People get cautious when they've been burned. Maybe your parents' behavior is more constrained, but I seriously doubt that deep down they aren't the same people. Plan to spend less time with them and more of that time exploring other people. That's where your future lies. Nice that you don't bear ill will toward your parents, but their most important presence in your life belongs to your past. Move on.
Stay in the house and what is there to look forward to? Step out and roll the dice? You'll win some and lose some. Rejection hurts, but it doesn't have to be lethal. You're not going to be everyone's cup of tea. If you strike up a connection and it fizzles out, you're no worse off than you were before.
I get that you're not trying to judge people. Actually, that's something you should do and will do. When you've been hopeful about a friendship in the past, you've judged that there was some basis for expecting good things to come of the connection. Then you got disappointed. So lower the expectations, telling yourself you don't really know the person in the beginning.
The more people you interact with, the better the odds are that you might bump into people you can click with. I'm not socially confident, so I feel best in a situation where I'm doing something organized with others. Work can be kind of satisfying for that reason. Find other venues where there is an organized activity, like classes or clubs. Could be bird-watching, taking a guided tour through an interesting part of a nearby town, art class . . . things that don't cost a lot.
You may say you look for the good in people (and I believe you) but look at what you fear. When I fear that people are going to cruelly reject me, I am really saying that I am actually inclined to think that other people are likely to be cruel. So I've really already made a judgement about them - and a pretty negative one at that. That's coming from the cruel treatment you got at home as a child. You are judging that people you don't know are likely to be mean.
There are mean people out there for sure (read the crime stories in the paper.) But you aren't the only nice person. There's lots of people a lot like you out there. You just don't know who's who. You can't . . . not till you try them out.
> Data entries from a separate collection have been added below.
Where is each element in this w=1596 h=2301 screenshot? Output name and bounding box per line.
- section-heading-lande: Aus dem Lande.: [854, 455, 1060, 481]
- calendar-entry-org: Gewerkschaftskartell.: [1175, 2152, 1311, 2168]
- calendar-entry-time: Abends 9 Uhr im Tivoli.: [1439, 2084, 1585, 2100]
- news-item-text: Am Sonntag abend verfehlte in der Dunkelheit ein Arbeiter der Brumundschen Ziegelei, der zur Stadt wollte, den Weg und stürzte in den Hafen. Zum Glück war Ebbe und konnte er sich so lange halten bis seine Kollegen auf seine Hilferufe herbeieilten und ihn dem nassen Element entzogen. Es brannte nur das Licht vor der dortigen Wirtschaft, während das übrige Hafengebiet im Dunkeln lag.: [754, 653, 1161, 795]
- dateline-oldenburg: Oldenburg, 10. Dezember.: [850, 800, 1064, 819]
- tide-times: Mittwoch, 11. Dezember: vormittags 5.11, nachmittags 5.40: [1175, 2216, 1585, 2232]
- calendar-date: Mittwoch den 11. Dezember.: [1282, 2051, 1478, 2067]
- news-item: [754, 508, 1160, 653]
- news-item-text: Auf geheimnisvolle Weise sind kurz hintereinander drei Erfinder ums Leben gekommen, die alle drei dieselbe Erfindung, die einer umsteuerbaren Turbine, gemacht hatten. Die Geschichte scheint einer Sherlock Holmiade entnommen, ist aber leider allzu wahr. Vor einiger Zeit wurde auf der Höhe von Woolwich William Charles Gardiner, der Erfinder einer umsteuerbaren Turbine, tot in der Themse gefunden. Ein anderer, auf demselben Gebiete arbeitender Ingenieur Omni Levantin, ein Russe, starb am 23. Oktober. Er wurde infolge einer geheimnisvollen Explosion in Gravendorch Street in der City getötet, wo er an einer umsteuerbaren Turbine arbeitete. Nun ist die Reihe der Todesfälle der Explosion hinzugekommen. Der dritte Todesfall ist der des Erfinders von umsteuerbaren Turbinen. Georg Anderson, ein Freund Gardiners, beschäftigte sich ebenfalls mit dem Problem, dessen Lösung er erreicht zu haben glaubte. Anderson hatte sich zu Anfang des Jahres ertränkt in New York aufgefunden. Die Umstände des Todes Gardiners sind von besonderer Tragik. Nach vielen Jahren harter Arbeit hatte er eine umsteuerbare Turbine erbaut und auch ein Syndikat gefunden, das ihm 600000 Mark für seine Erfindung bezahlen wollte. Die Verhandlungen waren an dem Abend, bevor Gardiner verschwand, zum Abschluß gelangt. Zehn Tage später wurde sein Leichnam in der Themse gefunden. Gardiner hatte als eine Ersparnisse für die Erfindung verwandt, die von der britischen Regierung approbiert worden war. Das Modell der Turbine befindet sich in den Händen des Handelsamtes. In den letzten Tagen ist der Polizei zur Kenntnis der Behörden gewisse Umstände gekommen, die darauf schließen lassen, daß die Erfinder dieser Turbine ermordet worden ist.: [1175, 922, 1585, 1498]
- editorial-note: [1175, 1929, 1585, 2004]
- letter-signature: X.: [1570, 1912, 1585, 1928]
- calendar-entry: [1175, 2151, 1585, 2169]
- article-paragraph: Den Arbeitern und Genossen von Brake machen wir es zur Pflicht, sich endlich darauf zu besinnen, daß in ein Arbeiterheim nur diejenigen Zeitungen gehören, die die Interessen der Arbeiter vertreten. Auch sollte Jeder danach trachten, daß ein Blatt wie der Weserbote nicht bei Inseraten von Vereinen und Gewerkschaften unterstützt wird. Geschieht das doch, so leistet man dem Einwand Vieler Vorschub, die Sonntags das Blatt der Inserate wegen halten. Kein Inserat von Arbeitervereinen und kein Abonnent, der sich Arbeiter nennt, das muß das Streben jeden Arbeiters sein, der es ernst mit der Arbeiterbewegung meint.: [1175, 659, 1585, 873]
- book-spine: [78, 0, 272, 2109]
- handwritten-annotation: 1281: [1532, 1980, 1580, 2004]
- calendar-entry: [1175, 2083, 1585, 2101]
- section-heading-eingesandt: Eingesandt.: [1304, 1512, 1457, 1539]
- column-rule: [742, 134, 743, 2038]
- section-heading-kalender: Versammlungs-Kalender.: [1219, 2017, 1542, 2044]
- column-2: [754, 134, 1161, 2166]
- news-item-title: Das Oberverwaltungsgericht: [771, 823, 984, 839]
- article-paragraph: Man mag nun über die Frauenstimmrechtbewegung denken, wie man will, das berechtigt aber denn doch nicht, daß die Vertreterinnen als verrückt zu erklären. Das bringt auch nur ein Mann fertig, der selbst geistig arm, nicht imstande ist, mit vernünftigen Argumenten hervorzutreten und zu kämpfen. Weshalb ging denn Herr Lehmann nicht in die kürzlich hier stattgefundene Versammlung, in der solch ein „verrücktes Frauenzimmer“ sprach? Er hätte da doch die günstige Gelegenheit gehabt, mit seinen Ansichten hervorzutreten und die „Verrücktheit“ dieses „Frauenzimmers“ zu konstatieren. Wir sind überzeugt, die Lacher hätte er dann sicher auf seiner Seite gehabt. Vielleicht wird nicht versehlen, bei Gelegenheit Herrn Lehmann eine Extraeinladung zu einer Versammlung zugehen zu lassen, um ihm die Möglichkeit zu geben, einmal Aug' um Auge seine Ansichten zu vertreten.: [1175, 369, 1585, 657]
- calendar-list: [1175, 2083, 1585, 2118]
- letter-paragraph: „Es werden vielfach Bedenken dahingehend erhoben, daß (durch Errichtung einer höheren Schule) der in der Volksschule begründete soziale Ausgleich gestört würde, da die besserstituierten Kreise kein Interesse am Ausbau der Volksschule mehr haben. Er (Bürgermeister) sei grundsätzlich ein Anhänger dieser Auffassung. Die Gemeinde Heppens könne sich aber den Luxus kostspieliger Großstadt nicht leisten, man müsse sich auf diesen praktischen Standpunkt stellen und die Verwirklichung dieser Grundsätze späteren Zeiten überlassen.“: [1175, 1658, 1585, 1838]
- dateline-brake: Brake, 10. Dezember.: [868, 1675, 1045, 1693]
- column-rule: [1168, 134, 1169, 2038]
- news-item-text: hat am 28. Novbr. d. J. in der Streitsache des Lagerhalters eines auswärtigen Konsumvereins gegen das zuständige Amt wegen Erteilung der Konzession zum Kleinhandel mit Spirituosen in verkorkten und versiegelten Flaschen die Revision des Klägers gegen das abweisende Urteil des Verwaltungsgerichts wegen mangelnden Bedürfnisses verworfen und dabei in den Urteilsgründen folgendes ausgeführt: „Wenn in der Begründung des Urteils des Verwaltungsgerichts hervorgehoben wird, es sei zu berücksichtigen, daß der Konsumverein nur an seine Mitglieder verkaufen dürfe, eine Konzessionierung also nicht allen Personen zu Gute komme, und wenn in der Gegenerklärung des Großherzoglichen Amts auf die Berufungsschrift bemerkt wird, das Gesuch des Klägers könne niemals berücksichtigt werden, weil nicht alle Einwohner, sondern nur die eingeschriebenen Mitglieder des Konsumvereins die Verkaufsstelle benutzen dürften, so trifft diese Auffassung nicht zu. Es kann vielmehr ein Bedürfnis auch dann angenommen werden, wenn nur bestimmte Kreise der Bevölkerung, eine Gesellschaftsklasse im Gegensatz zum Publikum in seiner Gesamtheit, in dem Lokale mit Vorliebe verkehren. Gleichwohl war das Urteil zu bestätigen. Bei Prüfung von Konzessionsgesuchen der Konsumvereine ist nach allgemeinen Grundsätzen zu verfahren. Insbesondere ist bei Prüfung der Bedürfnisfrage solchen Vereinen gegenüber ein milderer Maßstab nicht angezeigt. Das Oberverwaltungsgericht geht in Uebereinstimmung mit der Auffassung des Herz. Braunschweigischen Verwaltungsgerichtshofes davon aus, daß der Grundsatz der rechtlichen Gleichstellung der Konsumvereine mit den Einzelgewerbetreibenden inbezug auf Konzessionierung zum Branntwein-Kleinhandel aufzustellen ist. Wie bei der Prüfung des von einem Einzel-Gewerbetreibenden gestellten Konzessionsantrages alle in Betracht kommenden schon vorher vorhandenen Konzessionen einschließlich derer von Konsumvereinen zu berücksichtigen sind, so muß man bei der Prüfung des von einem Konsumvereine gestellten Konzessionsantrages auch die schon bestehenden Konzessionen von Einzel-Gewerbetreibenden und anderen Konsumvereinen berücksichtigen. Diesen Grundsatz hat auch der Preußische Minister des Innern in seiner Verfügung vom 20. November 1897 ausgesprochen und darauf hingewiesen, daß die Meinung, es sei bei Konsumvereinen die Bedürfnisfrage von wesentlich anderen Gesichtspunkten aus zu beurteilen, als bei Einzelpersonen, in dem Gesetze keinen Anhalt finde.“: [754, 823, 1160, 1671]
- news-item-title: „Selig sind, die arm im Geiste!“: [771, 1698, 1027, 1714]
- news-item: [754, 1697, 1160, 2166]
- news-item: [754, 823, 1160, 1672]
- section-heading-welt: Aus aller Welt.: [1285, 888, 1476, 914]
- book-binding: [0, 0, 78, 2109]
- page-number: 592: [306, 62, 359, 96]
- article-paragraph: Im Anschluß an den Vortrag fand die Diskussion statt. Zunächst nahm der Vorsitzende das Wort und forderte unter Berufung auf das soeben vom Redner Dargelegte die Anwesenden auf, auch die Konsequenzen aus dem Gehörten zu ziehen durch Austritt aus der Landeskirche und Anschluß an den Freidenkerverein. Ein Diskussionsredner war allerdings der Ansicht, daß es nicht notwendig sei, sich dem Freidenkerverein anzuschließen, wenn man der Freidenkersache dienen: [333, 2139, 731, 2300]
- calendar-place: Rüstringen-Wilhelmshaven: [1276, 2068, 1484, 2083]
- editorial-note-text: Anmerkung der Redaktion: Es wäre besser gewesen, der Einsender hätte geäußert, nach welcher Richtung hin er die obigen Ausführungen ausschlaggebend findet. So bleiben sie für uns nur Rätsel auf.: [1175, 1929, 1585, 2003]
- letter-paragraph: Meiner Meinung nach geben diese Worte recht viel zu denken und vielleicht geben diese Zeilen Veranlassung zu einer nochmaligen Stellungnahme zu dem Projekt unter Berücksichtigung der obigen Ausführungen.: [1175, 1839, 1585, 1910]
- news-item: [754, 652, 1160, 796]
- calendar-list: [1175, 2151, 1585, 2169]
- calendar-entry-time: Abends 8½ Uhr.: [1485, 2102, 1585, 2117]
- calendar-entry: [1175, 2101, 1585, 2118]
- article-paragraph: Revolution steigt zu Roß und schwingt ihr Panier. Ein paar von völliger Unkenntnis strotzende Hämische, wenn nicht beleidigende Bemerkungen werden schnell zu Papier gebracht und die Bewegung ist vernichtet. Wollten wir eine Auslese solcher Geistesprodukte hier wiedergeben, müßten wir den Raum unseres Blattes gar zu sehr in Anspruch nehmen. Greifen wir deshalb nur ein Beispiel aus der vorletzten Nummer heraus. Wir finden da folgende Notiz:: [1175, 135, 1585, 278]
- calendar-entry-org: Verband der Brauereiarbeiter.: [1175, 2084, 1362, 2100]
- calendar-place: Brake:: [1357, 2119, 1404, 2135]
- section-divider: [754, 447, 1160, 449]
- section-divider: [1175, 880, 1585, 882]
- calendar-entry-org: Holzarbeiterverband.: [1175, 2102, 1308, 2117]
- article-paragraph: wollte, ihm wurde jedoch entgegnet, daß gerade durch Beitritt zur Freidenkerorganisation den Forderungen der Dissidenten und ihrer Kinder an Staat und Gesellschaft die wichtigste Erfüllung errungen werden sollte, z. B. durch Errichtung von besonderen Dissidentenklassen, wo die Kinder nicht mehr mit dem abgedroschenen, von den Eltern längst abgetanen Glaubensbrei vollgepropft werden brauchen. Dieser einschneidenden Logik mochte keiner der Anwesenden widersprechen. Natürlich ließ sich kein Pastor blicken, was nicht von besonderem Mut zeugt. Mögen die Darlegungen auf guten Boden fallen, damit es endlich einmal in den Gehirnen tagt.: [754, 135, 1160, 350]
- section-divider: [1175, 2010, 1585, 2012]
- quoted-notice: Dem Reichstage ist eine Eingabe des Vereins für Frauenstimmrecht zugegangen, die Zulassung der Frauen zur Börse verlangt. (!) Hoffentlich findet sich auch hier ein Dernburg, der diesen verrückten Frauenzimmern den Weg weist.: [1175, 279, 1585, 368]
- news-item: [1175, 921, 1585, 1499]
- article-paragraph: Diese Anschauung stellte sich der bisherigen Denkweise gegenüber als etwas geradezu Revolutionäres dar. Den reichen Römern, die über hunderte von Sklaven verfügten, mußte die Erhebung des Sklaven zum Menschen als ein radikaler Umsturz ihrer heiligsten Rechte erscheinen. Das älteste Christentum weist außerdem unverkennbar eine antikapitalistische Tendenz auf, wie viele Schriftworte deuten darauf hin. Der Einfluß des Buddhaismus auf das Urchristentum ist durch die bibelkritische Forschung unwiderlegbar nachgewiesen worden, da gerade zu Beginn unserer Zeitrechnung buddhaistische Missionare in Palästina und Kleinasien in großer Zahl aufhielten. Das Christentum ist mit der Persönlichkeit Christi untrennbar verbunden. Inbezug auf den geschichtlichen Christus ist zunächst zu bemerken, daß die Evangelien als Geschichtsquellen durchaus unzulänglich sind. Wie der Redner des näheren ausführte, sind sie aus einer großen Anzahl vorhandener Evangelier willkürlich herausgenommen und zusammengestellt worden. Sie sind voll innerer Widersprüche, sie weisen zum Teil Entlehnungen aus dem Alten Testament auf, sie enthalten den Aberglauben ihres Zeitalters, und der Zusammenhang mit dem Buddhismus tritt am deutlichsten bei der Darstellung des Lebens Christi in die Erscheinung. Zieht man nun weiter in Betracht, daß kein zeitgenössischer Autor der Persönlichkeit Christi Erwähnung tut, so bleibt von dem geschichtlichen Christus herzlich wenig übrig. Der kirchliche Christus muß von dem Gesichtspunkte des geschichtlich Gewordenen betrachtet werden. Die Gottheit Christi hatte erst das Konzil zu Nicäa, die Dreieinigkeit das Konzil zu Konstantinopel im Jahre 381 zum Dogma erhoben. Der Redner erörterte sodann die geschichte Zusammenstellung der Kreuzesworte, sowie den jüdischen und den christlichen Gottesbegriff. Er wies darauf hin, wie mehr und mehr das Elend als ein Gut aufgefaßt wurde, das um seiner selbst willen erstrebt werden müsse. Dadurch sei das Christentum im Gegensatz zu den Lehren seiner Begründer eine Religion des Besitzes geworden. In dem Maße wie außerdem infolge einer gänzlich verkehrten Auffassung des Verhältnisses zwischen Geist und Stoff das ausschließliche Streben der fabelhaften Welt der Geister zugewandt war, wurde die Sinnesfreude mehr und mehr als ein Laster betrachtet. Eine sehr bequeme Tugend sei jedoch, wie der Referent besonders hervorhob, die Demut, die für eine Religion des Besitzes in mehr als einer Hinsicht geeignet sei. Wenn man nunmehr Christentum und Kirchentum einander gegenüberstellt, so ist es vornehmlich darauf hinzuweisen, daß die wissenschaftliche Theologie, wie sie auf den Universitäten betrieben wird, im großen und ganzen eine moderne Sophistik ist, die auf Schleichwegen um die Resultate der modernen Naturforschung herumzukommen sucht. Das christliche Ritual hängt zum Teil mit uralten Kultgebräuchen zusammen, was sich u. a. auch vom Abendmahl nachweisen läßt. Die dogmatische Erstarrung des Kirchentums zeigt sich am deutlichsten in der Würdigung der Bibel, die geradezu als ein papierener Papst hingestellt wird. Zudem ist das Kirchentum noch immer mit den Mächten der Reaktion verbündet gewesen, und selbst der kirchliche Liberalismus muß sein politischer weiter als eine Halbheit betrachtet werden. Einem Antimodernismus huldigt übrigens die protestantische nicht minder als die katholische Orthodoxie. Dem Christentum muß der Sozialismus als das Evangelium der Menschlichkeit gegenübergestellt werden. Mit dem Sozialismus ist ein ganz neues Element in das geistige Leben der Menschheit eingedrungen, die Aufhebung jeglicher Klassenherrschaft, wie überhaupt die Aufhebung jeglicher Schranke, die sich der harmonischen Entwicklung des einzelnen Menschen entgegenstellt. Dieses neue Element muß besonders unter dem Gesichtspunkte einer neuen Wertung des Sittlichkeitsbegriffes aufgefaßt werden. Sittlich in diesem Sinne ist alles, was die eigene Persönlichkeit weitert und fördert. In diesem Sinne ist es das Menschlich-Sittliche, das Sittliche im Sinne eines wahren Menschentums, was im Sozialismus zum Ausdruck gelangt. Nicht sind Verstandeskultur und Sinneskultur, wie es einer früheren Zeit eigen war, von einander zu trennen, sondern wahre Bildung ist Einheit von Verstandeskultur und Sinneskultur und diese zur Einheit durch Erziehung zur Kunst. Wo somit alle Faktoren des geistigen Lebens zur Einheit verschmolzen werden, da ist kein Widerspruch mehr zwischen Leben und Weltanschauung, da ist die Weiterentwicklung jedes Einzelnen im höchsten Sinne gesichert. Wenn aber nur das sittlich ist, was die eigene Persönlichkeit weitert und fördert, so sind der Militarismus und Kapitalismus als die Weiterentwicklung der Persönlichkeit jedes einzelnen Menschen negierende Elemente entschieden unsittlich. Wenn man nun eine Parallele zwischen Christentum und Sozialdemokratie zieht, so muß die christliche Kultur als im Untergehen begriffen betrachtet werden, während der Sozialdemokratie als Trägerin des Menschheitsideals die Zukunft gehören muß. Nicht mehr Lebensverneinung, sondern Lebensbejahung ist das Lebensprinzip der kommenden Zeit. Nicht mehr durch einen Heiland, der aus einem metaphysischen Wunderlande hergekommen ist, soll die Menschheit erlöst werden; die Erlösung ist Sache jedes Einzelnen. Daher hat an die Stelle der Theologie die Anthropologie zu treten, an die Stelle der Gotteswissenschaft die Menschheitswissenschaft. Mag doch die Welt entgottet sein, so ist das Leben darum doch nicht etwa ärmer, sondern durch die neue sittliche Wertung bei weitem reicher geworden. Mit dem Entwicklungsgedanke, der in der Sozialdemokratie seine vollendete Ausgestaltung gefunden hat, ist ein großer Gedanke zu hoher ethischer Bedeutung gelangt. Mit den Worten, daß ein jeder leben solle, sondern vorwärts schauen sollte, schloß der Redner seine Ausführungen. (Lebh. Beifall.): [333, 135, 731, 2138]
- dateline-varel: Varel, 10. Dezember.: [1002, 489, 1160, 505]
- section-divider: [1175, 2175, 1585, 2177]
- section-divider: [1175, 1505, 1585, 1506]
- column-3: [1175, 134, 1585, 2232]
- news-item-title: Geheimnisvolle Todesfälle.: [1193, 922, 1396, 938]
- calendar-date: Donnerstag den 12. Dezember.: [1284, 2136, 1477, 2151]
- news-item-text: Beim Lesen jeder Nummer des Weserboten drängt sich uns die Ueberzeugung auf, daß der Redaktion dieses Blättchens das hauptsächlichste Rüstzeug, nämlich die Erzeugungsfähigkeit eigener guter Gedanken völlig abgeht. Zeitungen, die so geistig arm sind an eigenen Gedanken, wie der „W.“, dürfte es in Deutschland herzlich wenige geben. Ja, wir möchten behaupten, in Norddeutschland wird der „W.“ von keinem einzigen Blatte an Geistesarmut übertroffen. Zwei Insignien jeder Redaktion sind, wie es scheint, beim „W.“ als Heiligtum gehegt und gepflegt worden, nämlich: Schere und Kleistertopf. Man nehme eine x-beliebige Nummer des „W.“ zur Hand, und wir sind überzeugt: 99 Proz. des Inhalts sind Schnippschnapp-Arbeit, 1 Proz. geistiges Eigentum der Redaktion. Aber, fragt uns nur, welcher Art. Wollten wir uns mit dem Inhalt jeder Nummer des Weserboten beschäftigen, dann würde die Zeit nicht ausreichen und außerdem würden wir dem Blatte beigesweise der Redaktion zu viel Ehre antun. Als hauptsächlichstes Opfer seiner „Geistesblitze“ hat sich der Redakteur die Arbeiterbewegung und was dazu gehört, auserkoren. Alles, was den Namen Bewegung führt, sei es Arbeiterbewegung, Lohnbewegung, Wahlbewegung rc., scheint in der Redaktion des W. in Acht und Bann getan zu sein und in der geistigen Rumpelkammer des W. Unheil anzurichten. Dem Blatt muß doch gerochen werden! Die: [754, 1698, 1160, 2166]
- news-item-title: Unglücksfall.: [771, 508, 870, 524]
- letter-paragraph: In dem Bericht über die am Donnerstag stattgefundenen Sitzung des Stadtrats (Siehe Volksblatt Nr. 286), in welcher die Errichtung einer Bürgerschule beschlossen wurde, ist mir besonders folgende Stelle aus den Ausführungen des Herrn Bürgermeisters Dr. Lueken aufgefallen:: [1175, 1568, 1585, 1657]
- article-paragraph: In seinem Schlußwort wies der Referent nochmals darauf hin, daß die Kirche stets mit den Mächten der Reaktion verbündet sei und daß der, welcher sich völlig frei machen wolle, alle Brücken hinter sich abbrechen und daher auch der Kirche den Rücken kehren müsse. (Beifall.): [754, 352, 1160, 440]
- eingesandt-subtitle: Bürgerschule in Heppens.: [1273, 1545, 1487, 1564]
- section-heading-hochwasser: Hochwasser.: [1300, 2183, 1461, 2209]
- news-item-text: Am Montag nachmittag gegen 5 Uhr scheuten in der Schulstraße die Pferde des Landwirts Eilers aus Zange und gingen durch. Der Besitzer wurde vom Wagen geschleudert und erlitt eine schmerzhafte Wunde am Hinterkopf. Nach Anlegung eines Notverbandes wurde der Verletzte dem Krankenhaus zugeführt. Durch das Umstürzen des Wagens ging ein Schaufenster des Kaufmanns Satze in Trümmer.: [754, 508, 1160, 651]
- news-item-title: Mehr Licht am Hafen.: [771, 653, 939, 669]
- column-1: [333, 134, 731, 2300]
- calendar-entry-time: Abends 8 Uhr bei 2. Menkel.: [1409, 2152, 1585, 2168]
If you work, you have limited time to do other things. I know it's hard. Try to join up with some organization that does good things. Such a group attracts good people. Volunteer at the local animal shelter. Even if the humans there are slow to warm up to you, the puppies will be so glad to see you. Make a commitment to stick with it for 6 months no matter what. Tell yourself you can throw in the towel after 6 months, but not before. Take a chance.